Dear Christa—
A lot of things didn’t
happen this summer after I broke my patella. So, even though school is pretty
all consuming, we decided that we’d try to do one thing we usually do in the
summer each weekend this fall. Last week I cleaned most of the windows. I
finished up the last four on the back of the house this morning while Jay went
to Home Depot to buy stain for the deck.
I never wash windows without
thinking about the horrible aluminum windows with the nail-breaking storms that
were over them that we had for years and years—and the summer I decided that I
was never washing them again.
My parents had come from
Illinois and brought their camper. They had taken the kids to a campground in
Green Mountain Falls, and Jay and I decided to wash all the windows and storm
windows inside and out. We thought it would only take a day and maybe the next
morning, and then we’d join them.
So, as my parents watched
the kids swim in the pool, I broke fingernails and one window-washing day
turned into two. And when two days turned to four, I vowed that I would never
wash those windows again—ever. In those years I only saw my parents once a
year, and it all made me sad. As I was vowing to never wash windows again, Dad
was deciding to never bring the camper to Colorado again. It cost too much to
pull it, and his truck wasn’t strong enough to haul it over the mountains,
which is why they ended up only in Green Mountain Falls.
It was a vow I kept for
years. We never again washed those windows between the storms, not ever. Oh,
I’d spray a little Windex on the inside, and Jay would squirt the outside with
the hose once a year, but never ever did we really do those windows that I hated.
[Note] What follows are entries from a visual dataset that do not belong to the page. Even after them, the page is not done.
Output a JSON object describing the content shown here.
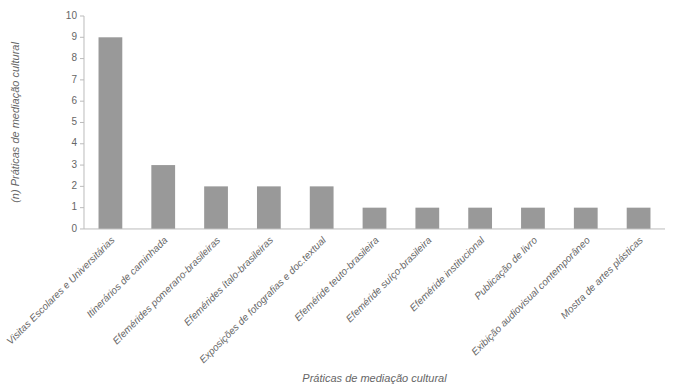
{
  "chart_data": {
    "type": "bar",
    "categories": [
      "Visitas Escolares e Universitárias",
      "Itinerários de caminhada",
      "Efemérides pomerano-brasileiras",
      "Efemérides ítalo-brasileiras",
      "Exposições de fotografias e doc.textual",
      "Efeméride teuto-brasileira",
      "Efeméride suíço-brasileira",
      "Efeméride institucional",
      "Publicação de livro",
      "Exibição audiovisual contemporâneo",
      "Mostra de artes plásticas"
    ],
    "values": [
      9,
      3,
      2,
      2,
      2,
      1,
      1,
      1,
      1,
      1,
      1
    ],
    "color": "#999999",
    "ylabel": "(n) Práticas de mediação cultural",
    "xlabel": "Práticas de mediação cultural",
    "ylim": [
      0,
      10
    ],
    "yticks": [
      0,
      1,
      2,
      3,
      4,
      5,
      6,
      7,
      8,
      9,
      10
    ],
    "grid": false
  }
}
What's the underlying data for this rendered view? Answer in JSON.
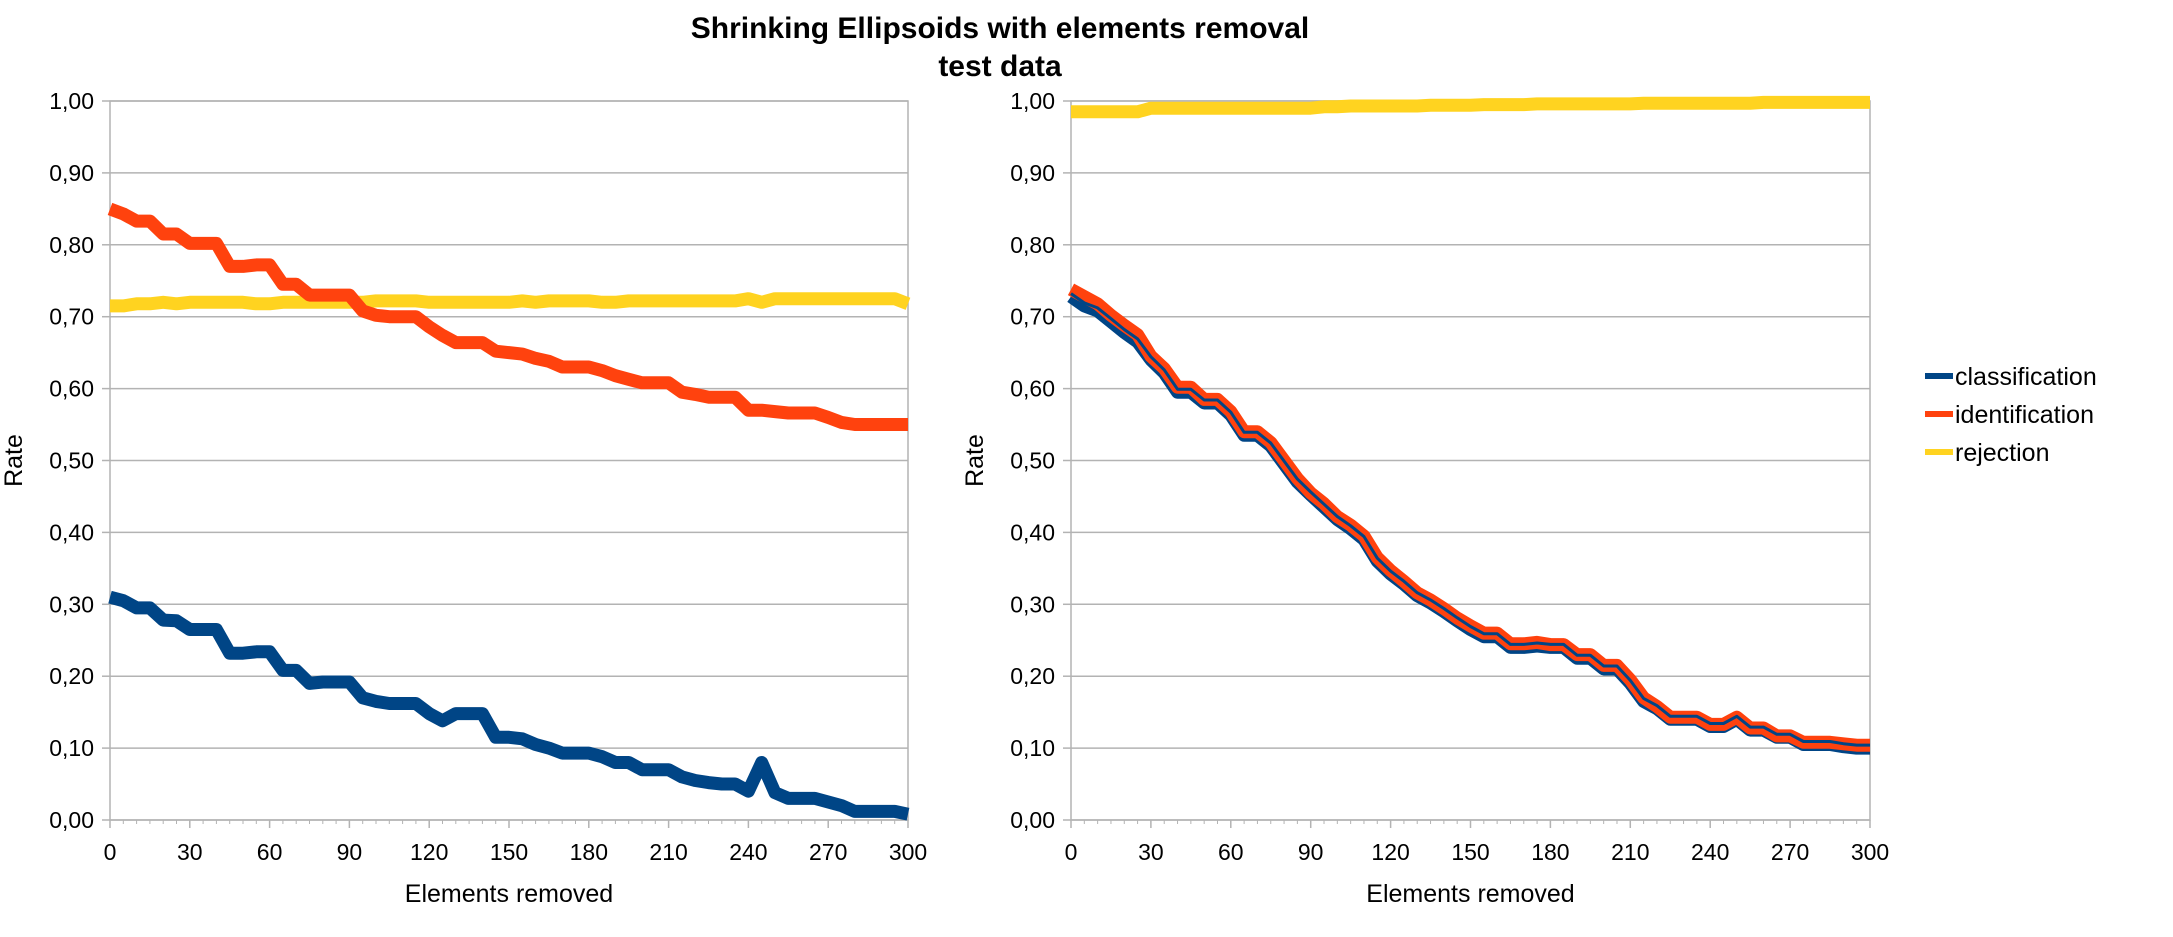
{
  "title": "Shrinking Ellipsoids with elements removal",
  "subtitle": "test data",
  "legend": {
    "position": "right",
    "items": [
      {
        "name": "classification",
        "color": "#004586"
      },
      {
        "name": "identification",
        "color": "#ff420e"
      },
      {
        "name": "rejection",
        "color": "#ffd320"
      }
    ]
  },
  "chart_data": [
    {
      "type": "line",
      "xlabel": "Elements removed",
      "ylabel": "Rate",
      "xlim": [
        0,
        300
      ],
      "ylim": [
        0,
        1
      ],
      "xticks": [
        "0",
        "30",
        "60",
        "90",
        "120",
        "150",
        "180",
        "210",
        "240",
        "270",
        "300"
      ],
      "yticks": [
        "0,00",
        "0,10",
        "0,20",
        "0,30",
        "0,40",
        "0,50",
        "0,60",
        "0,70",
        "0,80",
        "0,90",
        "1,00"
      ],
      "grid": true,
      "series": [
        {
          "name": "classification",
          "color": "#004586",
          "x": [
            0,
            5,
            10,
            15,
            20,
            25,
            30,
            35,
            40,
            45,
            50,
            55,
            60,
            65,
            70,
            75,
            80,
            85,
            90,
            95,
            100,
            105,
            110,
            115,
            120,
            125,
            130,
            135,
            140,
            145,
            150,
            155,
            160,
            165,
            170,
            175,
            180,
            185,
            190,
            195,
            200,
            205,
            210,
            215,
            220,
            225,
            230,
            235,
            240,
            245,
            250,
            255,
            260,
            265,
            270,
            275,
            280,
            285,
            290,
            295,
            300
          ],
          "values": [
            0.31,
            0.305,
            0.295,
            0.295,
            0.278,
            0.277,
            0.265,
            0.265,
            0.265,
            0.232,
            0.232,
            0.234,
            0.234,
            0.208,
            0.208,
            0.19,
            0.192,
            0.192,
            0.192,
            0.17,
            0.165,
            0.162,
            0.162,
            0.162,
            0.148,
            0.138,
            0.148,
            0.148,
            0.148,
            0.115,
            0.115,
            0.113,
            0.105,
            0.1,
            0.093,
            0.093,
            0.093,
            0.088,
            0.08,
            0.08,
            0.07,
            0.07,
            0.07,
            0.06,
            0.055,
            0.052,
            0.05,
            0.05,
            0.04,
            0.08,
            0.038,
            0.03,
            0.03,
            0.03,
            0.025,
            0.02,
            0.012,
            0.012,
            0.012,
            0.012,
            0.008
          ]
        },
        {
          "name": "identification",
          "color": "#ff420e",
          "x": [
            0,
            5,
            10,
            15,
            20,
            25,
            30,
            35,
            40,
            45,
            50,
            55,
            60,
            65,
            70,
            75,
            80,
            85,
            90,
            95,
            100,
            105,
            110,
            115,
            120,
            125,
            130,
            135,
            140,
            145,
            150,
            155,
            160,
            165,
            170,
            175,
            180,
            185,
            190,
            195,
            200,
            205,
            210,
            215,
            220,
            225,
            230,
            235,
            240,
            245,
            250,
            255,
            260,
            265,
            270,
            275,
            280,
            285,
            290,
            295,
            300
          ],
          "values": [
            0.85,
            0.843,
            0.833,
            0.833,
            0.815,
            0.815,
            0.802,
            0.802,
            0.802,
            0.77,
            0.77,
            0.772,
            0.772,
            0.745,
            0.745,
            0.73,
            0.73,
            0.73,
            0.73,
            0.708,
            0.702,
            0.7,
            0.7,
            0.7,
            0.686,
            0.674,
            0.664,
            0.664,
            0.664,
            0.652,
            0.65,
            0.648,
            0.642,
            0.638,
            0.63,
            0.63,
            0.63,
            0.625,
            0.618,
            0.613,
            0.608,
            0.608,
            0.608,
            0.595,
            0.592,
            0.588,
            0.588,
            0.588,
            0.57,
            0.57,
            0.568,
            0.566,
            0.566,
            0.566,
            0.56,
            0.553,
            0.55,
            0.55,
            0.55,
            0.55,
            0.55
          ]
        },
        {
          "name": "rejection",
          "color": "#ffd320",
          "x": [
            0,
            5,
            10,
            15,
            20,
            25,
            30,
            35,
            40,
            45,
            50,
            55,
            60,
            65,
            70,
            75,
            80,
            85,
            90,
            95,
            100,
            105,
            110,
            115,
            120,
            125,
            130,
            135,
            140,
            145,
            150,
            155,
            160,
            165,
            170,
            175,
            180,
            185,
            190,
            195,
            200,
            205,
            210,
            215,
            220,
            225,
            230,
            235,
            240,
            245,
            250,
            255,
            260,
            265,
            270,
            275,
            280,
            285,
            290,
            295,
            300
          ],
          "values": [
            0.715,
            0.715,
            0.718,
            0.718,
            0.72,
            0.718,
            0.72,
            0.72,
            0.72,
            0.72,
            0.72,
            0.718,
            0.718,
            0.72,
            0.72,
            0.72,
            0.72,
            0.72,
            0.72,
            0.72,
            0.722,
            0.722,
            0.722,
            0.722,
            0.72,
            0.72,
            0.72,
            0.72,
            0.72,
            0.72,
            0.72,
            0.722,
            0.72,
            0.722,
            0.722,
            0.722,
            0.722,
            0.72,
            0.72,
            0.722,
            0.722,
            0.722,
            0.722,
            0.722,
            0.722,
            0.722,
            0.722,
            0.722,
            0.725,
            0.72,
            0.725,
            0.725,
            0.725,
            0.725,
            0.725,
            0.725,
            0.725,
            0.725,
            0.725,
            0.725,
            0.718
          ]
        }
      ]
    },
    {
      "type": "line",
      "xlabel": "Elements removed",
      "ylabel": "Rate",
      "xlim": [
        0,
        300
      ],
      "ylim": [
        0,
        1
      ],
      "xticks": [
        "0",
        "30",
        "60",
        "90",
        "120",
        "150",
        "180",
        "210",
        "240",
        "270",
        "300"
      ],
      "yticks": [
        "0,00",
        "0,10",
        "0,20",
        "0,30",
        "0,40",
        "0,50",
        "0,60",
        "0,70",
        "0,80",
        "0,90",
        "1,00"
      ],
      "grid": true,
      "series": [
        {
          "name": "classification",
          "color": "#004586",
          "x": [
            0,
            5,
            10,
            15,
            20,
            25,
            30,
            35,
            40,
            45,
            50,
            55,
            60,
            65,
            70,
            75,
            80,
            85,
            90,
            95,
            100,
            105,
            110,
            115,
            120,
            125,
            130,
            135,
            140,
            145,
            150,
            155,
            160,
            165,
            170,
            175,
            180,
            185,
            190,
            195,
            200,
            205,
            210,
            215,
            220,
            225,
            230,
            235,
            240,
            245,
            250,
            255,
            260,
            265,
            270,
            275,
            280,
            285,
            290,
            295,
            300
          ],
          "values": [
            0.728,
            0.715,
            0.708,
            0.693,
            0.678,
            0.665,
            0.64,
            0.622,
            0.595,
            0.595,
            0.58,
            0.58,
            0.563,
            0.535,
            0.535,
            0.52,
            0.495,
            0.47,
            0.452,
            0.435,
            0.418,
            0.405,
            0.39,
            0.36,
            0.342,
            0.328,
            0.312,
            0.302,
            0.29,
            0.277,
            0.265,
            0.255,
            0.255,
            0.24,
            0.24,
            0.242,
            0.24,
            0.24,
            0.225,
            0.225,
            0.21,
            0.21,
            0.19,
            0.165,
            0.155,
            0.14,
            0.14,
            0.14,
            0.13,
            0.13,
            0.14,
            0.125,
            0.125,
            0.115,
            0.115,
            0.105,
            0.105,
            0.105,
            0.102,
            0.1,
            0.1
          ]
        },
        {
          "name": "identification",
          "color": "#ff420e",
          "x": [
            0,
            5,
            10,
            15,
            20,
            25,
            30,
            35,
            40,
            45,
            50,
            55,
            60,
            65,
            70,
            75,
            80,
            85,
            90,
            95,
            100,
            105,
            110,
            115,
            120,
            125,
            130,
            135,
            140,
            145,
            150,
            155,
            160,
            165,
            170,
            175,
            180,
            185,
            190,
            195,
            200,
            205,
            210,
            215,
            220,
            225,
            230,
            235,
            240,
            245,
            250,
            255,
            260,
            265,
            270,
            275,
            280,
            285,
            290,
            295,
            300
          ],
          "values": [
            0.738,
            0.728,
            0.718,
            0.702,
            0.688,
            0.675,
            0.645,
            0.628,
            0.602,
            0.602,
            0.585,
            0.585,
            0.568,
            0.54,
            0.54,
            0.525,
            0.5,
            0.475,
            0.455,
            0.44,
            0.422,
            0.41,
            0.395,
            0.365,
            0.347,
            0.332,
            0.316,
            0.306,
            0.294,
            0.281,
            0.27,
            0.26,
            0.26,
            0.245,
            0.245,
            0.247,
            0.244,
            0.244,
            0.23,
            0.23,
            0.215,
            0.215,
            0.195,
            0.17,
            0.158,
            0.143,
            0.143,
            0.143,
            0.133,
            0.133,
            0.143,
            0.128,
            0.128,
            0.117,
            0.117,
            0.108,
            0.108,
            0.108,
            0.106,
            0.104,
            0.104
          ]
        },
        {
          "name": "rejection",
          "color": "#ffd320",
          "x": [
            0,
            5,
            10,
            15,
            20,
            25,
            30,
            35,
            40,
            45,
            50,
            55,
            60,
            65,
            70,
            75,
            80,
            85,
            90,
            95,
            100,
            105,
            110,
            115,
            120,
            125,
            130,
            135,
            140,
            145,
            150,
            155,
            160,
            165,
            170,
            175,
            180,
            185,
            190,
            195,
            200,
            205,
            210,
            215,
            220,
            225,
            230,
            235,
            240,
            245,
            250,
            255,
            260,
            265,
            270,
            275,
            280,
            285,
            290,
            295,
            300
          ],
          "values": [
            0.985,
            0.985,
            0.985,
            0.985,
            0.985,
            0.985,
            0.99,
            0.99,
            0.99,
            0.99,
            0.99,
            0.99,
            0.99,
            0.99,
            0.99,
            0.99,
            0.99,
            0.99,
            0.99,
            0.992,
            0.992,
            0.993,
            0.993,
            0.993,
            0.993,
            0.993,
            0.993,
            0.994,
            0.994,
            0.994,
            0.994,
            0.995,
            0.995,
            0.995,
            0.995,
            0.996,
            0.996,
            0.996,
            0.996,
            0.996,
            0.996,
            0.996,
            0.996,
            0.997,
            0.997,
            0.997,
            0.997,
            0.997,
            0.997,
            0.997,
            0.997,
            0.997,
            0.998,
            0.998,
            0.998,
            0.998,
            0.998,
            0.998,
            0.998,
            0.998,
            0.998
          ]
        }
      ]
    }
  ]
}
Years later, after all the
kids had graduated from college, we bought new double paned windows. They don’t
take very long to wash, and all the upstairs windows can be washed from the
inside, both inside and out. So, generally, after the Miller moths migrate
though here in June, I wash windows—except this year when I broke my patella.
So, this morning as I
finished them up, I was thinking about how I hated those old windows and the
visit I’d squandered on them. Dad never did bring the camper back to Colorado,
although we met them to camp at other places over the years. And it’s been many
years now that I’ve had nice windows, and Dad has gone to Heaven.
Today, the nastiness that
Miller moths leave behind is gone—that is until they come through next year. I
see more clearly now. And, I didn’t break even one nail.